Our study has certain limitations. First, health service delivery was significantly affected by the COVID-19 pandemic resulting in rapid systemwide effects, which may have impacted on the population of patients and capacity management in both hospitals. Cancellation and postponement of surgical operations were common due to reallocation of resources during the peaks of the pandemic. Although we attempted to control for the effects of the pandemic in our time series models, the proximity of the activation of the command centre with the onset of the pandemic surge makes it difficult to isolate the effect of the intervention or control for the pandemic without masking potential variation.

Second, apart from the command centre, it has been assumed that the intervention site (BRI hospital) and control site (CHH) are equivalent in other factors, which may not necessarily be the case. The control site showed considerably higher initial mortality which might have led to subsequent reduction in mortality rates or local interventions to reduce mortality, acting as a confounding factor in attempts to isolate the effect of the command centre intervention. Readmission rates additionally showed widely different trends between the study and control site.

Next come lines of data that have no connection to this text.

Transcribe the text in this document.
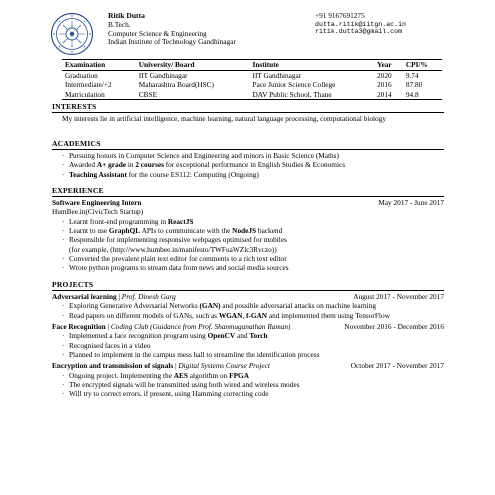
Ritik Dutta
B.Tech.
Computer Science & Engineering
Indian Institute of Technology Gandhinagar
+91 9167691275
dutta.ritik@iitgn.ac.in
ritik.dutta3@gmail.com
Examination	University/ Board	Institute	Year	CPI/%
Graduation	IIT Gandhinagar	IIT Gandhinagar	2020	9.74
Intermediate/+2	Maharashtra Board(HSC)	Pace Junior Science College	2016	87.80
Matriculation	CBSE	DAV Public School, Thane	2014	94.8
INTERESTS
My interests lie in artificial intelligence, machine learning, natural language processing, computational biology
ACADEMICS
· Pursuing honors in Computer Science and Engineering and minors in Basic Science (Maths)
· Awarded A+ grade in 2 courses for exceptional performance in English Studies & Economics
· Teaching Assistant for the course ES112: Computing (Ongoing)
EXPERIENCE
Software Engineering Intern	May 2017 - June 2017
HumBee.in(CivicTech Startup)
· Learnt front-end programming in ReactJS
· Learnt to use GraphQL APIs to communicate with the NodeJS backend
· Responsible for implementing responsive webpages optimised for mobiles
(for example, (http://www.humbee.in/manifesto/TWFuaWZlc3Rvczo))
· Converted the prevalent plain text editor for comments to a rich text editor
· Wrote python programs to stream data from news and social media sources
PROJECTS
Adversarial learning | Prof. Dinesh Garg	August 2017 - November 2017
· Exploring Generative Adversarial Networks (GAN) and possible adversarial attacks on machine learning
· Read papers on different models of GANs, such as WGAN, f-GAN and implemented them using TensorFlow
Face Recognition | Coding Club (Guidance from Prof. Shanmuganathan Raman)	November 2016 - December 2016
· Implemented a face recognition program using OpenCV and Torch
· Recognised faces in a video
· Planned to implement in the campus mess hall to streamline the identification process
Encryption and transmission of signals | Digital Systems Course Project	October 2017 - November 2017
· Ongoing project. Implementing the AES algorithm on FPGA
· The encrypted signals will be transmitted using both wired and wireless modes
· Will try to correct errors, if present, using Hamming correcting code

Another potential limitation of the study concerns the focus of this quantitative evaluation on a small number of outcome indicators for what was a system-wide initiative designed to impact many areas. Although informing our intervention models using qualitative research at the study site is a strength in our design, qualitative investigation additionally revealed the complexity of this type of intervention and the challenges of implementation within a pressured acute care environment. This may have influenced the study outcome in a number of ways. Staff recall of the historical implementation timeline was variable (especially for piloting and roll-in of intervention components, including organisational in addition to technological elements). There were suggestions that colocation of staff in the command centre room preceded the roll-in and activation phase for command centre displays, so the team may have already been established and coordinating functions sooner than the intervention timeline suggests, leading to under specification of our model. When considering the challenges observed in implementing the technological aspects of the intervention, including data quality, there may have been significant time lag between activation of components and any impact on patient safety outcomes. Given the complexity in our intervention model, we did not seek to control for lagged effects of intervention implementation (the time it takes for an intervention to start to influence detectable outcomes). Rather, we presumed that the effects of the intervention components were instantaneous.

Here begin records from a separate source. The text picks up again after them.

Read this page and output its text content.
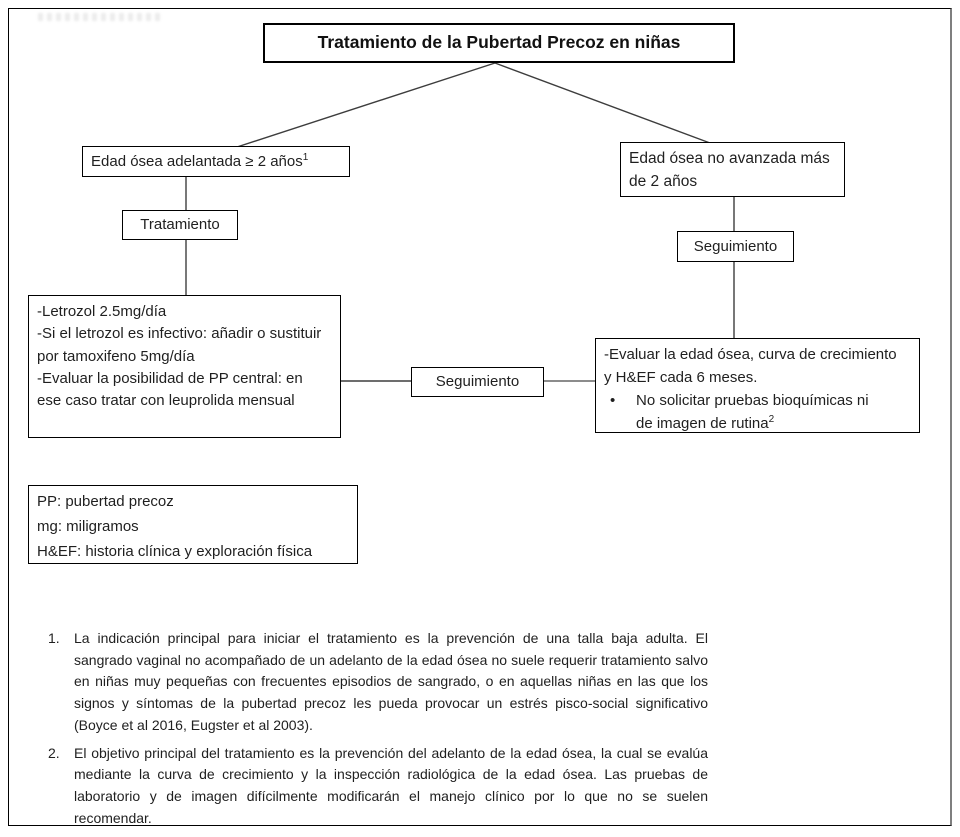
Tratamiento de la Pubertad Precoz en niñas
Edad ósea adelantada ≥ 2 años$^1$
Tratamiento
-Letrozol 2.5mg/día
-Si el letrozol es infectivo: añadir o sustituir por tamoxifeno 5mg/día
-Evaluar la posibilidad de PP central: en ese caso tratar con leuprolida mensual
Edad ósea no avanzada más de 2 años
Seguimiento
Seguimiento
-Evaluar la edad ósea, curva de crecimiento y H&EF cada 6 meses.
•	No solicitar pruebas bioquímicas ni de imagen de rutina$^2$
PP: pubertad precoz
mg: miligramos
H&EF: historia clínica y exploración física
1.	La indicación principal para iniciar el tratamiento es la prevención de una talla baja adulta. El sangrado vaginal no acompañado de un adelanto de la edad ósea no suele requerir tratamiento salvo en niñas muy pequeñas con frecuentes episodios de sangrado, o en aquellas niñas en las que los signos y síntomas de la pubertad precoz les pueda provocar un estrés pisco-social significativo (Boyce et al 2016, Eugster et al 2003).
2.	El objetivo principal del tratamiento es la prevención del adelanto de la edad ósea, la cual se evalúa mediante la curva de crecimiento y la inspección radiológica de la edad ósea. Las pruebas de laboratorio y de imagen difícilmente modificarán el manejo clínico por lo que no se suelen recomendar.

Finally, due to data access limitations, we were not able to explore all outcomes identified for analysis in our study protocol. Hence, evaluation is needed, across multiple healthcare systems and command centre models, to understand how this type of intervention impacts downstream patient safety outcomes.

Nonetheless, the strengths of the study are threefold. First, we have used a large sample size for the analyses: a total of inpatient 203 807 inpatient visits and 34 625 surgical operations. Second, the use of electronic health record data minimises the inherent biases and errors in other types of observational data. Third, we employed a robust quasi-experimental design using repeated time series measurement.

In conclusion, the results of the study indicate that a digital hospital command centre package that includes both technological (data display) elements and organisational components may have a marginal positive impact on some patient safety outcomes. However, patient safety improvements in the control site hospital suggest that it may not entirely be due to the introduction of the command centre. In addition, when the technology alone was considered as the intervention (command centre display roll-in and command centre activation), it does not appear to have a significant impact on patient safety outcomes. Thus, further research using data from other hospital organisations that use command centres is warranted.